He said he first gave a close look to the Wangemann cylinders in 2005. But at the time, he didn't have the equipment needed to convert the sounds stored on those fragile pieces into digital files. By 2010, he had what was needed and was able to convert the dozen cylinders that weren't too badly broken.
"When I heard that it was German speaking," he said, "that was a big clue that these might be something very important."
To figure out what it was, he called in Feaster, a lecturer in communication and culture at Indiana University, and, later, Puille, a conservator of archaeological finds at Berlin's University of Applied Sciences,
Puille said the words from the man speaking in a falsetto voice were hard to make out, but when he transcribed them he realized it was the chancellor speaking less than a year before he was replaced as chancellor.

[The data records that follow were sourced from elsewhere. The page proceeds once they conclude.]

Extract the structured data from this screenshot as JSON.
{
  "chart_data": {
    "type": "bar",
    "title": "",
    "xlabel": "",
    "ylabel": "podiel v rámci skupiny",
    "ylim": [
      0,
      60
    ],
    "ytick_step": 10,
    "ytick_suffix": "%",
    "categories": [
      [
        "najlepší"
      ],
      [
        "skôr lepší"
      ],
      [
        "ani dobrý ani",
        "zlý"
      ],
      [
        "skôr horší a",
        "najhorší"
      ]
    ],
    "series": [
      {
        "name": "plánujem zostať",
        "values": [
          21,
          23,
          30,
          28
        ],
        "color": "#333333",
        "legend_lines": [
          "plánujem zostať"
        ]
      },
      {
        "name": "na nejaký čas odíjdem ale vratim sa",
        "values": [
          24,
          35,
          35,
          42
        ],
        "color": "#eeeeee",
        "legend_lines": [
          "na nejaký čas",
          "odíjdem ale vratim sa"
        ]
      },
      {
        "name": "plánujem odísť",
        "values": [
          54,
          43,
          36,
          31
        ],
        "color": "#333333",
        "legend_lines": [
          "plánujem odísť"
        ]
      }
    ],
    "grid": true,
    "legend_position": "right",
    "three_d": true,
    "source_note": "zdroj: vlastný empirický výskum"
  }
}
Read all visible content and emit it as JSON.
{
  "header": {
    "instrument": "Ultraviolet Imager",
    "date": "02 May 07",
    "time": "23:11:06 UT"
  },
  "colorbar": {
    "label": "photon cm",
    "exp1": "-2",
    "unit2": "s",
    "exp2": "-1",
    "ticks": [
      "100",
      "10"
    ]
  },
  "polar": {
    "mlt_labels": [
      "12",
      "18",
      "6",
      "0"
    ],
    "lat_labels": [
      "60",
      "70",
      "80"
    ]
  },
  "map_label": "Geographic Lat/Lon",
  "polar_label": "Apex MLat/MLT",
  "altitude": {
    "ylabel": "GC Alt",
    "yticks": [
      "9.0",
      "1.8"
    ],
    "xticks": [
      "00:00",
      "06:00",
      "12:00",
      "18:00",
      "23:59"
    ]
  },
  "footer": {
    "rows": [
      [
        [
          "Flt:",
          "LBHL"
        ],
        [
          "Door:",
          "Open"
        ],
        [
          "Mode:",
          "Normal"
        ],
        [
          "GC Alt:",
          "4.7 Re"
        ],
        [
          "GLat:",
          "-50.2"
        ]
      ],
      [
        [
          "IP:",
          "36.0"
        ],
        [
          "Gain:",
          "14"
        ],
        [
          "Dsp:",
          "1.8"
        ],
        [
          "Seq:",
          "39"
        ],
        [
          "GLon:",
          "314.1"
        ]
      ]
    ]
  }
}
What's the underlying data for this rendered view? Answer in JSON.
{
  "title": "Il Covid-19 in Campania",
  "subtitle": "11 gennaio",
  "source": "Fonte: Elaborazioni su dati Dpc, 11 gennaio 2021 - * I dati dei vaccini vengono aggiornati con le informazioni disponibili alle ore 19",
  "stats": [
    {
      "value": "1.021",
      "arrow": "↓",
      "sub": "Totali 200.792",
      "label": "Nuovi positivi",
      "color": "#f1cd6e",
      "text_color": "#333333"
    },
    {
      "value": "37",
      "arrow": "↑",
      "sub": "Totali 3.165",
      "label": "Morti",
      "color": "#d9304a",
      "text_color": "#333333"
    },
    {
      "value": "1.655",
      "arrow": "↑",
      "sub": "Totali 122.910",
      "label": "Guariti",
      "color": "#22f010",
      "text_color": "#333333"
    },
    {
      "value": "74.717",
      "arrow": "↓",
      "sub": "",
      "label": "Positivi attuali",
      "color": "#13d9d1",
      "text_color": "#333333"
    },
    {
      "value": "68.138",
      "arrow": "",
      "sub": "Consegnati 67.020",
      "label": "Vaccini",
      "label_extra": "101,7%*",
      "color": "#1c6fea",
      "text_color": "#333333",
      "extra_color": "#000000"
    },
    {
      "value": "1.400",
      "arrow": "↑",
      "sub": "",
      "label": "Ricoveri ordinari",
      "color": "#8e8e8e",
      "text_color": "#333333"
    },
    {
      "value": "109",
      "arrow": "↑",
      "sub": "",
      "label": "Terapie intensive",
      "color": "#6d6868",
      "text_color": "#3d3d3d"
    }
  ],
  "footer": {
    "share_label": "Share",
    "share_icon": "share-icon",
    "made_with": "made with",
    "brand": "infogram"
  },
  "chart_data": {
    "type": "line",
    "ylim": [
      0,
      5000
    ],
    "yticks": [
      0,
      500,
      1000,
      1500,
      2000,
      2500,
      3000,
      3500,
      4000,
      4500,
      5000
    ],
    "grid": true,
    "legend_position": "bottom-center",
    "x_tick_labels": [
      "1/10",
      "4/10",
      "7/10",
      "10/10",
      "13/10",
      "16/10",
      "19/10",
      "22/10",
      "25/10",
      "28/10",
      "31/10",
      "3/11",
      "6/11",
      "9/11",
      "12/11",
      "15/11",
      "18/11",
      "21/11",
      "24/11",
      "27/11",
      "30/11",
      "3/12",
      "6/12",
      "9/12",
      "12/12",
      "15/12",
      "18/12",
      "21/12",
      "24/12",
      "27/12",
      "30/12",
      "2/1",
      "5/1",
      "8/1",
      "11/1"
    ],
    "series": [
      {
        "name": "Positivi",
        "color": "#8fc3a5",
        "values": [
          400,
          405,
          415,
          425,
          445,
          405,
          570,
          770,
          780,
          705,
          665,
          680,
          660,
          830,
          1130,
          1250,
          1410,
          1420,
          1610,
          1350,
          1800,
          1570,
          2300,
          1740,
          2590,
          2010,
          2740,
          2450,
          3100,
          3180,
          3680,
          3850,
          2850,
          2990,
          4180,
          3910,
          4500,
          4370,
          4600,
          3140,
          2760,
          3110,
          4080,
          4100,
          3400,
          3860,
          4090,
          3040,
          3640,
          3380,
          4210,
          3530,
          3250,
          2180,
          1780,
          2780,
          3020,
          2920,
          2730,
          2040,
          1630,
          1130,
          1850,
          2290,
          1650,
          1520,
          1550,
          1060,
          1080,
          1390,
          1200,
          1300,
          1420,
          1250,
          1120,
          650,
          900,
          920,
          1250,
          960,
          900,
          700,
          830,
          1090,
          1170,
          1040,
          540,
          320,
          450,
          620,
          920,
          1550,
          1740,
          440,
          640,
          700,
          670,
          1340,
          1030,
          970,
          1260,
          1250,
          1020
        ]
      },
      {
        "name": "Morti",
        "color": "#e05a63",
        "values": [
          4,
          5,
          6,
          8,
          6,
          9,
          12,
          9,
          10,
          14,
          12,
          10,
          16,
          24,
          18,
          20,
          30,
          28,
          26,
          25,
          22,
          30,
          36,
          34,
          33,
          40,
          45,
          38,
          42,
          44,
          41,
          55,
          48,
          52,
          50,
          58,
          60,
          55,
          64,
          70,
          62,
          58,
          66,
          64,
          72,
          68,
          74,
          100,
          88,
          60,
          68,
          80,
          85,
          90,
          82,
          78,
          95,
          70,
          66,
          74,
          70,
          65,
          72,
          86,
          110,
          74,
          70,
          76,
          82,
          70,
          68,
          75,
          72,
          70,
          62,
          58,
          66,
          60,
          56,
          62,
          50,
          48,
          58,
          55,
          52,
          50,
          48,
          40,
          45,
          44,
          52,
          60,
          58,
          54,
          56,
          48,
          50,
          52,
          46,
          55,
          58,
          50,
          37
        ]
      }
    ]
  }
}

The discovery has sparked intense interest in Germany. The Bismarck Society's Lappenkuper described it an in email as "hype," which he said could "fertilize the historical research."
He was interested to hear what the chancellor chose to say for posterity's sake: "Bismarck did not give any political advices but recitations of poems, lyrics... and a personal suggestion to his son to be moderate in working, eating and drinking!"
In Germany, the recording of Bismarck may be the most exciting. But another voice was also thrilling for Feaster to hear.
They captured Helmuth von Moltke, the longtime chief of staff for the Prussian army reciting lines from Shakespeare and other literature.
It's ironic, Feaster said, that a man born in 1800 and known as "the Great Silent One" is the owner of the only voice born in the 18th century known to be preserved.
Feaster said that find was a coup — but there are more to come in his field.
"There are always more holy grails," he said. "We're really at a moment where early sound recordings are turning up and becoming audible at a rate much greater than ever before."